Enid Baxter Blader - A Place is a Story (Notes)

Topic: Inspiring Students and Visitors to Museums to Feel Like "Explorers"

"A Place is a Story: Teaching, Telling and Script Writing" : Framing Reading - Community Projects Class, and review of a video which entails a film over.

01. Let images tell the story.
02. Chromatics, See John R. Stilgoe, "Outside Lies Magic: Regaining History and Awareness in Everyday Places." Noticing the interplay of light, myriad effects of interacting color across the landscape…study of chromatics.
03. "Exploration is a liberal art, because it is an art that liberates, that frees, that opens away from narrowness."
04. "I'm a place nerd…I research every place I live!"
05. Sample Assignment:

- Take Snapshots of the location chosen and include related or archival images
- Please create in MS Word a photo essay. Paste each photo to a page.
- Consider issues (e.g., gang violence)

Observe, considering:

- Don't be afraid of poetry in your journal.
- It happens when one is genuinely observant.
- Must have cadence, images must carry the content.

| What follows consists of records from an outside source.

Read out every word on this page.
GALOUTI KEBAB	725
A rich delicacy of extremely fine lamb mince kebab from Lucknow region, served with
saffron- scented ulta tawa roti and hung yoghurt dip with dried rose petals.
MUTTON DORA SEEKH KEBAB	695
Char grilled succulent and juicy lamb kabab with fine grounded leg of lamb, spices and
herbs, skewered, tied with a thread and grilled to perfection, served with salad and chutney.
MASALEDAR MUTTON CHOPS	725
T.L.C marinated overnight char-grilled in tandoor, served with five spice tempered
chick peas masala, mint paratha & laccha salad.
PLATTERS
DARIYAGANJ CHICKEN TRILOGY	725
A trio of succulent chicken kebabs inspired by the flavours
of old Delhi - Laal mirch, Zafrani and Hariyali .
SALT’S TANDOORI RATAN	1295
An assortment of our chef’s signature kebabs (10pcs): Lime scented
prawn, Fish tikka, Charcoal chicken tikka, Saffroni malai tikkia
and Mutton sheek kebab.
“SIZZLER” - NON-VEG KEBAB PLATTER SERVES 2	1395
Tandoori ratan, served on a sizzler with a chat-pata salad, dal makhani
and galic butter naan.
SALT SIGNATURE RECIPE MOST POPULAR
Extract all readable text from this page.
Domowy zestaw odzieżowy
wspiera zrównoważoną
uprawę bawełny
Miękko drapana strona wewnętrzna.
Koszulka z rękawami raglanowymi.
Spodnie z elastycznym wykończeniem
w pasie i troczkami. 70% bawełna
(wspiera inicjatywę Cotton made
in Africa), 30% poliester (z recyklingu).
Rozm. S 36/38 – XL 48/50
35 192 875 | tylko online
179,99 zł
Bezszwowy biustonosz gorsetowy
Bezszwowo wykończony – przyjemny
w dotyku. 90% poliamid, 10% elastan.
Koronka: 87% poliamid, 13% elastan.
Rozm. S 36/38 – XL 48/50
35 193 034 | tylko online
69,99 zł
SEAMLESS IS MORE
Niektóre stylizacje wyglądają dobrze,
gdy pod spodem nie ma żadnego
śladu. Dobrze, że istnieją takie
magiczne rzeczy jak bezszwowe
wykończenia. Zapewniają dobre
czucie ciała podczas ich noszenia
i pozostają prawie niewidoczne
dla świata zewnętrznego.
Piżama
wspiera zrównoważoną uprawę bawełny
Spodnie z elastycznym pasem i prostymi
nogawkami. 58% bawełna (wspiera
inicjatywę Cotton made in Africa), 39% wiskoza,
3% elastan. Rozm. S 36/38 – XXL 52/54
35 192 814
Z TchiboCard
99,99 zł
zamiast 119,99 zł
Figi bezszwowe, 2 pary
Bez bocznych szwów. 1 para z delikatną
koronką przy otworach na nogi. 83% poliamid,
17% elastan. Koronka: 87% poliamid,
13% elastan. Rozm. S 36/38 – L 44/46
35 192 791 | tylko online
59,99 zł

Map based websites (see http://local909er.com): Linked images or photo galleries include more detailed text-based summaries of issues to be addressed or site or place related content.

- A tour, a film, a classroom are time based…and content must be managed effectively and efficiently.
- Photo essay construed as a Diary…dates and summaries of daily or weekly events.
- Different photo essays are introduced to students to give them a sense of how toe prepare photo essays, but was still getting substandard photo essays.
- This film is not the hero's journey, or a historical site tour, it's me carrying a video camera. Website is a photo tour of the film…with additional detail.

Photo Essay Guidelines

- Please identify a place you'd like to focus on.
- Indicate the name, location, and unique characteristics of the place; e.g., population density, military history, diversity, founding reason for place name, attractions, etc.
- Identify a central issue or conflict the place has faced in the past.
-Identify a current condition/challenge/opportunity for this place.
-Identify a future challenge, etc.

If you come up with an assignment for students, the author, faculty, or professor who designed the assignment should actually do the assignment.

- Planet Ord: Ride around the Fort Ord on bicycles and asked students to take photos of the various features of the site, and then question why and how the feature came into effect.
- About Galleries, Previews, A Brief History, etc.
- Entire site consists of 82 pages of text.
- Blog
- Contact
- Credits

Have "characters" walk through…or be depicted in photo essay so that viewer could feel like an "explorer."

- Planet Ord: Haunt Box (video)
- Facebook Post from Military Reporter: "I'm being embedded in a college art project…bring a glock!"
- Website developer for http://fortording.com was Jenny Conte of Houston; Site's premier was met by 120,000 web hits.
- Facebook portion of site is Fortording.com

Parting Advice:

- Inspire exploration
- Let images work
- Trust viewers

  • Leave spaces open so as to permit viewers to infill and become the storytellers themselves
  • Dramatic presentation, interface with image and sound, and how as a viewer I became so much more engaged with the content.
  • Classroom is a time based experience…images do the work, for it is not the voice or narration but the timing that is key to successfully engaging the viewer.
  • Do not ask to students to include questions in narrative; remove or delete the questions from narrative, but use them merely as prompts.